Tranquility, Kafka & sequence of JSONs

Dears,

I hope this is the right place for this question. I use Druid 0.9.2, Tranquility 0.8.2 and Kafka 0.10.1. My pipeline is: -> Kafka -> Tranquility -> Druid. I’ve read Tranquility accepts “[ … ] either an array of JSON objects or a sequence of newline-delimited JSON objects [ … ]” via the HTTP API. I’m doing the latter, sequence of newline-delimited JSON objects (10KB buffers filled as much as possible), via Kafka. I’m clearly bumping in the case where only the first JSON object of the buffer is being indexed in Druid - i’m not sure yet, among Tranquility and Druid, which component is the culprit. I was wondering whether i’m just hitting something known or i’m just doing anything wrong ( :)) ) or you can help narrowing down towards the culprit.

Thanks,

Paolo

Dears,

I should have narrowed it down to Druid being the one originating the behaviour rather than Tranquility. In fact, Tranquility receivedCount and sentCount is the same, ie. all is received from Kafka is sent to Druid. Inserting at the end of one of the buffers a malformed JSON object (ie. just missing the timestamp field), invalidates the whole 10KB buffer and i get a unparseableCount of 1. So Tranquility appears to do its processing just fine; then something gets broken.

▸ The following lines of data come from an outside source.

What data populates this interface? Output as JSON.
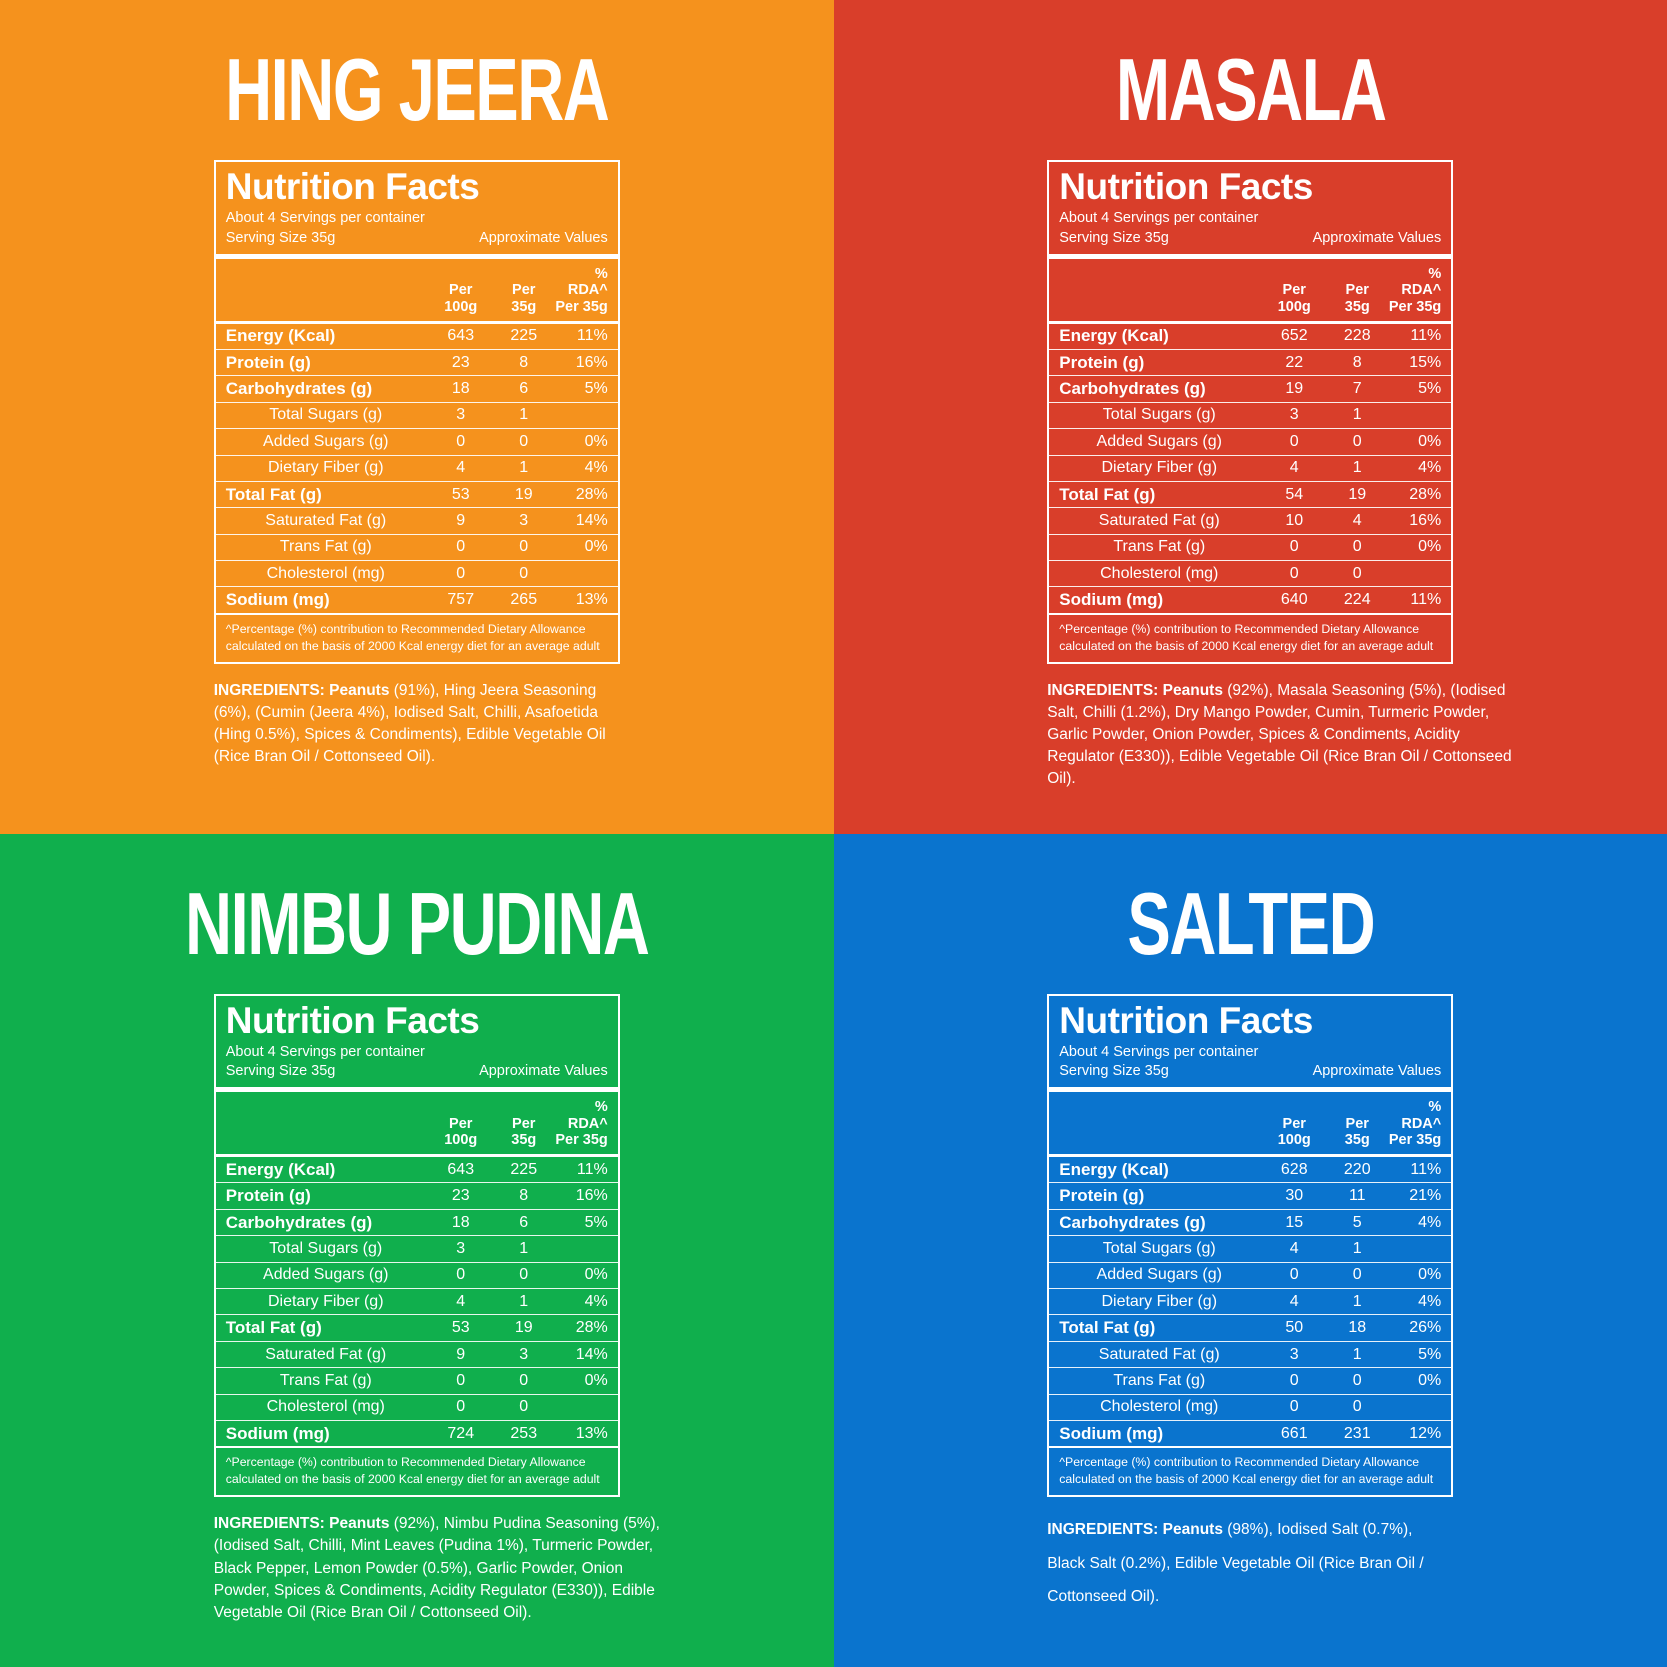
{
  "table": {
    "title": "Nutrition Facts",
    "servings": "About 4 Servings per container",
    "serving_size": "Serving Size 35g",
    "approximate": "Approximate Values",
    "col1_l1": "Per",
    "col1_l2": "100g",
    "col2_l1": "Per",
    "col2_l2": "35g",
    "col3_l1": "% RDA^",
    "col3_l2": "Per 35g",
    "footnote": "^Percentage (%) contribution to Recommended Dietary Allowance calculated on the basis of 2000 Kcal energy diet for an average adult"
  },
  "rows": [
    {
      "label": "Energy (Kcal)",
      "style": "bold"
    },
    {
      "label": "Protein (g)",
      "style": "bold"
    },
    {
      "label": "Carbohydrates (g)",
      "style": "bold"
    },
    {
      "label": "Total Sugars (g)",
      "style": "sub"
    },
    {
      "label": "Added Sugars (g)",
      "style": "sub"
    },
    {
      "label": "Dietary Fiber (g)",
      "style": "sub"
    },
    {
      "label": "Total Fat (g)",
      "style": "bold"
    },
    {
      "label": "Saturated Fat (g)",
      "style": "sub"
    },
    {
      "label": "Trans Fat (g)",
      "style": "sub"
    },
    {
      "label": "Cholesterol (mg)",
      "style": "sub"
    },
    {
      "label": "Sodium (mg)",
      "style": "bold"
    }
  ],
  "flavors": [
    {
      "key": "hing-jeera",
      "title": "HING JEERA",
      "background": "#F5921D",
      "values": [
        [
          "643",
          "225",
          "11%"
        ],
        [
          "23",
          "8",
          "16%"
        ],
        [
          "18",
          "6",
          "5%"
        ],
        [
          "3",
          "1",
          ""
        ],
        [
          "0",
          "0",
          "0%"
        ],
        [
          "4",
          "1",
          "4%"
        ],
        [
          "53",
          "19",
          "28%"
        ],
        [
          "9",
          "3",
          "14%"
        ],
        [
          "0",
          "0",
          "0%"
        ],
        [
          "0",
          "0",
          ""
        ],
        [
          "757",
          "265",
          "13%"
        ]
      ],
      "ingredients_bold": "INGREDIENTS: Peanuts",
      "ingredients_rest": " (91%), Hing Jeera Seasoning (6%), (Cumin (Jeera 4%), Iodised Salt, Chilli, Asafoetida (Hing 0.5%), Spices & Condiments), Edible Vegetable Oil (Rice Bran Oil / Cottonseed Oil)."
    },
    {
      "key": "masala",
      "title": "MASALA",
      "background": "#D93E2A",
      "values": [
        [
          "652",
          "228",
          "11%"
        ],
        [
          "22",
          "8",
          "15%"
        ],
        [
          "19",
          "7",
          "5%"
        ],
        [
          "3",
          "1",
          ""
        ],
        [
          "0",
          "0",
          "0%"
        ],
        [
          "4",
          "1",
          "4%"
        ],
        [
          "54",
          "19",
          "28%"
        ],
        [
          "10",
          "4",
          "16%"
        ],
        [
          "0",
          "0",
          "0%"
        ],
        [
          "0",
          "0",
          ""
        ],
        [
          "640",
          "224",
          "11%"
        ]
      ],
      "ingredients_bold": "INGREDIENTS: Peanuts",
      "ingredients_rest": " (92%), Masala Seasoning (5%), (Iodised Salt, Chilli (1.2%), Dry Mango Powder, Cumin, Turmeric Powder, Garlic Powder, Onion Powder, Spices & Condiments, Acidity Regulator (E330)), Edible Vegetable Oil (Rice Bran Oil / Cottonseed Oil)."
    },
    {
      "key": "nimbu-pudina",
      "title": "NIMBU PUDINA",
      "background": "#10AF4D",
      "values": [
        [
          "643",
          "225",
          "11%"
        ],
        [
          "23",
          "8",
          "16%"
        ],
        [
          "18",
          "6",
          "5%"
        ],
        [
          "3",
          "1",
          ""
        ],
        [
          "0",
          "0",
          "0%"
        ],
        [
          "4",
          "1",
          "4%"
        ],
        [
          "53",
          "19",
          "28%"
        ],
        [
          "9",
          "3",
          "14%"
        ],
        [
          "0",
          "0",
          "0%"
        ],
        [
          "0",
          "0",
          ""
        ],
        [
          "724",
          "253",
          "13%"
        ]
      ],
      "ingredients_bold": "INGREDIENTS: Peanuts",
      "ingredients_rest": " (92%), Nimbu Pudina Seasoning (5%), (Iodised Salt, Chilli, Mint Leaves (Pudina 1%), Turmeric Powder, Black Pepper, Lemon Powder (0.5%), Garlic Powder, Onion Powder, Spices & Condiments, Acidity Regulator (E330)), Edible Vegetable Oil (Rice Bran Oil / Cottonseed Oil)."
    },
    {
      "key": "salted",
      "title": "SALTED",
      "background": "#0A74CE",
      "values": [
        [
          "628",
          "220",
          "11%"
        ],
        [
          "30",
          "11",
          "21%"
        ],
        [
          "15",
          "5",
          "4%"
        ],
        [
          "4",
          "1",
          ""
        ],
        [
          "0",
          "0",
          "0%"
        ],
        [
          "4",
          "1",
          "4%"
        ],
        [
          "50",
          "18",
          "26%"
        ],
        [
          "3",
          "1",
          "5%"
        ],
        [
          "0",
          "0",
          "0%"
        ],
        [
          "0",
          "0",
          ""
        ],
        [
          "661",
          "231",
          "12%"
        ]
      ],
      "ingredients_bold": "INGREDIENTS: Peanuts",
      "ingredients_rest": " (98%), Iodised Salt (0.7%), Black Salt (0.2%), Edible Vegetable Oil (Rice Bran Oil / Cottonseed Oil)."
    }
  ]
}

Any pointers would be appreciated how to troubleshoot this further.

Thanks,

Paolo

PS: inserting in the pipeline a basic script that reads the 10KB buffer worth of JSON objects and splits them out so that each one is sent as a different message to Kafka makes all work OK. Thing is on high volumes of data not being able to buffer really multiplies the amount of resources needed by the setup.